Corporate treasuries, including MicroStrategy, hold almost 600,000 BTC, which dwarfs the miner supply.

Bitwise calls this demand imbalance a structural bullish factor heading into July.

3. A Wave of Global Liquidity from Rate Cuts

G20 central banks have delivered over 50 interest-rate cuts over the past year, flooding markets with liquidity. Bitwise argues that this environment incentivizes risk-taking in assets like Bitcoin.

Meanwhile, sentiment among Fed watchers points to an impending US rate cut later this year. Coupled with global easing cycles, these conditions align with Bitcoin thriving in a liquidity-driven market.

Also Read: Is Bitcoin Getting Ready for a Big Price Move in July?

Market Setup & Technical Triggers

Bitcoin currently trades at $109,378, showing a gain of about 2.59% over the past 24 hours.

Technical indicators suggest a breakout path:

  • A resistance zone around $114,000, if broken, opens potential for a move up to $143,000 per Rosenberg Research.

  • Meanwhile, MACD, RSI, and volume patterns hint at bullish momentum building classic “ascending triangle” pressure toward a decisive breakout.

Polymarket data also backs sentiment: traders assign a 63% chance Bitcoin hits a new high by August, and an 81% chance ahead of October

Also Read: Bitcoin Price Trades at $107,342, Eyes $114K Breakout

Deep Institutional Commitment

Spot Bitcoin ETFs have seen sustained investor interest.
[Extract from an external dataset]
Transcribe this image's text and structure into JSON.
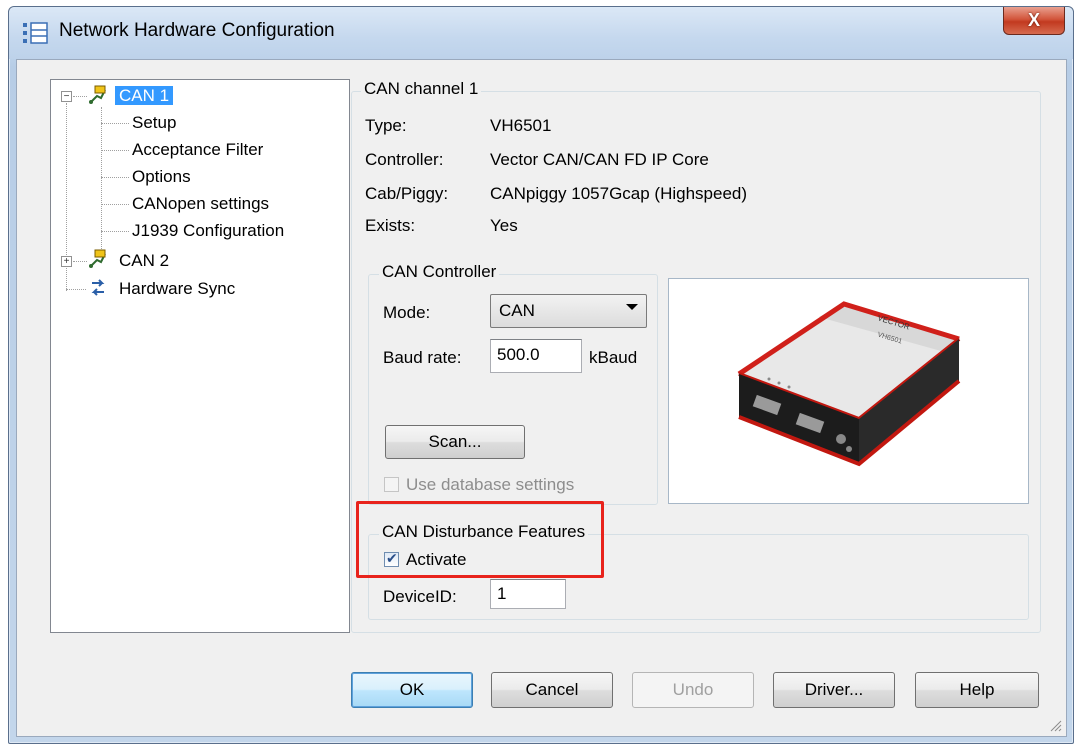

In June alone, nearly $4.6 billion flowed into U.S.-listed ETFs $2.2 billion of that during a single strong week led by BlackRock’s IBIT.

This institutional capital is not transient: Bitwise reconfirms its long-term price target of $200,000 by end‑2025, underpinned by supply scarcity, mounting demand, and regulatory clarity.

Moreover, long‑term holders now account for​ almost 73% of the BTC supply, short-term holders are selling, and smart money keeps buying.

Risks to Monitor

Despite this bullish thesis, Bitcoin is still subject to a few potential headwinds:

  • Unexpected tax treatment in the markets or delays with cuts in the rate could knock the wind out of the sails again.

  • Over-leveraged derivatives positions may trigger sharp corrections in the case of sudden market moves.

  • A breakdown below $104,000 could invalidate the breakout pattern and invite short-term selling pressure.

Conclusion:

Bitwise's forecast that Bitcoin may reach $136,000 by July is predicated on strong logic:

  • Reversal trading patterns have historically followed crises

  • Demand from institutions that dwarfs supply from miners sets up a supply squeeze that will be potent

  • An easy money macro environment drives the appreciation of risk assets

Throw in a technical setup that is very close to breaking out, a diminishing liquid supply, and increasing institutional confidence through corporate treasury and ETF flows, and there is a strong likelihood that Bitcoin price will push to well above $120,000 in the weeks ahead.

With the broader crypto market still digesting macro developments and geopolitical shifts, July may be the month when historic momentum resumes. Bitwise’s long-term target remains $200,000 by year-end, but a July jump toward $136,000 could be Bitcoin’s first major milestone in that journey.

FAQs:

1. Why is Bitwise predicting a $136K Bitcoin price in July? 

Due to historical post-crisis rebounds, institutional accumulation, and rising liquidity.

2. How much Bitcoin does Microstrategy currently hold? 

MicroStrategy currently holds around 597,325 BTC

3. What role do rate cuts play in Bitcoin’s price movement? 

They inject liquidity into markets, encouraging risk-on behavior and favoring crypto.

4. What technical level must Bitcoin break for further upside? 

A clear breakout above $114,000 could open doors to $136K and beyond.

5. What are the downside risks for Bitcoin in July? 

Delays in rate cuts, regulatory shocks, or a drop below $104K could stall momentum.